Mysql – PostgreSQL GROUP BY different from MySQL

herokuMySQLpostgresqlruby-on-railssql

I've been migrating some of my MySQL queries to PostgreSQL to use Heroku. Most of my queries work fine, but I keep having a similar recurring error when I use group by:

ERROR: column "XYZ" must appear in the GROUP BY clause or be used in
an aggregate function

Could someone tell me what I'm doing wrong?

MySQL which works 100%:

SELECT `availables`.*
FROM `availables`
INNER JOIN `rooms` ON `rooms`.id = `availables`.room_id
WHERE (rooms.hotel_id = 5056 AND availables.bookdate BETWEEN '2009-11-22' AND '2009-11-24')
GROUP BY availables.bookdate
ORDER BY availables.updated_at

PostgreSQL error:

ActiveRecord::StatementInvalid: PGError: ERROR: column
"availables.id" must appear in the GROUP BY clause or be used in an
aggregate function:
SELECT "availables".* FROM "availables" INNER
JOIN "rooms" ON "rooms".id = "availables".room_id WHERE
(rooms.hotel_id = 5056 AND availables.bookdate BETWEEN E'2009-10-21'
AND E'2009-10-23') GROUP BY availables.bookdate ORDER BY
availables.updated_at

Ruby code generating the SQL:

expiration = Available.find(:all,
    :joins => [ :room ],
    :conditions => [ "rooms.hotel_id = ? AND availables.bookdate BETWEEN ? AND ?", hostel_id, date.to_s, (date+days-1).to_s ],
    :group => 'availables.bookdate',
    :order => 'availables.updated_at')  

Expected Output (from working MySQL query):

+-----+-------+-------+------------+---------+---------------+---------------+
| id  | price | spots | bookdate   | room_id | created_at    | updated_at    |
+-----+-------+-------+------------+---------+---------------+---------------+
| 414 | 38.0  | 1     | 2009-11-22 | 1762    | 2009-11-20... | 2009-11-20... |
| 415 | 38.0  | 1     | 2009-11-23 | 1762    | 2009-11-20... | 2009-11-20... |
| 416 | 38.0  | 2     | 2009-11-24 | 1762    | 2009-11-20... | 2009-11-20... |
+-----+-------+-------+------------+---------+---------------+---------------+
3 rows in set

Best Answer

MySQL's totally non standards compliant GROUP BY can be emulated by Postgres' DISTINCT ON. Consider this:

MySQL:

SELECT a,b,c,d,e FROM table GROUP BY a

This delivers 1 row per value of a (which one, you don't really know).

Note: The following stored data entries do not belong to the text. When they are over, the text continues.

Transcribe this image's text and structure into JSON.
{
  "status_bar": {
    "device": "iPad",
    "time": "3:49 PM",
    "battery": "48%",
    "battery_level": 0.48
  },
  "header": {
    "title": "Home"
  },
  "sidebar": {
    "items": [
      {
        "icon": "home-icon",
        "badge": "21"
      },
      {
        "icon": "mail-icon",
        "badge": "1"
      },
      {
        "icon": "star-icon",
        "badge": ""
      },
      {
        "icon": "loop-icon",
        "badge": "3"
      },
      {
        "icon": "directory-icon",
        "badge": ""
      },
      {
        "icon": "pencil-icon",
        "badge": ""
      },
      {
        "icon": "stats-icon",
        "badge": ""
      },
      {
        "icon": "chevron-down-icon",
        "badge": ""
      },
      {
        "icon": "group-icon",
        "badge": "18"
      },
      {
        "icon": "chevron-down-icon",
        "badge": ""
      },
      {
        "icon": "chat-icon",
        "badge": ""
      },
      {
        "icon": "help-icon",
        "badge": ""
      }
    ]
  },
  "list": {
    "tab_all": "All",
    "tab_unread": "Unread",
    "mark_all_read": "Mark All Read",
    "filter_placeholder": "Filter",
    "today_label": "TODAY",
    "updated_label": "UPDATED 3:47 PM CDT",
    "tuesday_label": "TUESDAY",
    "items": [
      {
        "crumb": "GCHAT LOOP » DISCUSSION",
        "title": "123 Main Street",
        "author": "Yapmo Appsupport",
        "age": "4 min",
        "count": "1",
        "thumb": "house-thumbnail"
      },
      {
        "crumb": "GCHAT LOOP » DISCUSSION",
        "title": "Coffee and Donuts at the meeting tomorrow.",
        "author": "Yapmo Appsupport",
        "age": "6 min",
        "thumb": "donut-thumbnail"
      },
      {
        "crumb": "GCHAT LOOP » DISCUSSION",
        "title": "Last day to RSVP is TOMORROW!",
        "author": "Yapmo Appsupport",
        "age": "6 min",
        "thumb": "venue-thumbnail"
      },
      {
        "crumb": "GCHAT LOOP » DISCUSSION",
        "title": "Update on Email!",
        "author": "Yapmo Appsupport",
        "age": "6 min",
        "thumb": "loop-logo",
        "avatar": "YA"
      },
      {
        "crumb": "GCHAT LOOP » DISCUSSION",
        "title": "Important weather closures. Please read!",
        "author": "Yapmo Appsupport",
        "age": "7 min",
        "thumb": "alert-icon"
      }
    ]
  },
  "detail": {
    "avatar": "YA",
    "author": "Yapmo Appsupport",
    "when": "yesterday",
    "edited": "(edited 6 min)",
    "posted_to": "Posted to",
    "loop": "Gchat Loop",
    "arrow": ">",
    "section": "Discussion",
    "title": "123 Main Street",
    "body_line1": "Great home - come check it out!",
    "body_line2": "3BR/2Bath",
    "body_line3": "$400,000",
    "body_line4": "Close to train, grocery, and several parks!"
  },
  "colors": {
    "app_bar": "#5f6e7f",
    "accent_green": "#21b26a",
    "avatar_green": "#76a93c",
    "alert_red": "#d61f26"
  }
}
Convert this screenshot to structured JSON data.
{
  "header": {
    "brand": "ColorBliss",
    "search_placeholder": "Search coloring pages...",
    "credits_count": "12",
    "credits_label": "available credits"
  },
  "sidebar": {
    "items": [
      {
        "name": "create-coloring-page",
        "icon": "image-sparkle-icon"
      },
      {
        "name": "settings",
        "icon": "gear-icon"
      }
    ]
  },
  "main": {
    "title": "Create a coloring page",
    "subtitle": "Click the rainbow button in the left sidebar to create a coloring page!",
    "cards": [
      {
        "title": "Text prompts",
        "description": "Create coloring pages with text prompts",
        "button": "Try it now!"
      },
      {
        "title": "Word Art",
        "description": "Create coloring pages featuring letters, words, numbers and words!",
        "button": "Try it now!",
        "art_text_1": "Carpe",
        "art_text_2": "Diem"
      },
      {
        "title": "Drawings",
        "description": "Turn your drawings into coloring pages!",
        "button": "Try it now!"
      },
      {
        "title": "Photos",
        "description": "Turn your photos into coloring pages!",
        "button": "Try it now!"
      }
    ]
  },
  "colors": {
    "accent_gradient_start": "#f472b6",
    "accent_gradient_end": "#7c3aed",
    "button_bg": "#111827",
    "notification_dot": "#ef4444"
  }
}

Well actually you can guess, because MySQL doesn't know about hash aggregates, so it will probably use a sort... but it will only sort on a, so the order of the rows could be random. Unless it uses a multicolumn index instead of sorting. Well, anyway, it's not specified by the query.

Postgres:

SELECT DISTINCT ON (a) a,b,c,d,e FROM table ORDER BY a,b,c

This delivers 1 row per value of a, this row will be the first one in the sort according to the ORDER BY specified by the query. Simple.

Note that here, it's not an aggregate I'm computing. So GROUP BY actually makes no sense. DISTINCT ON makes a lot more sense.

Rails is married to MySQL, so I'm not surprised that it generates SQL that doesn't work in Postgres.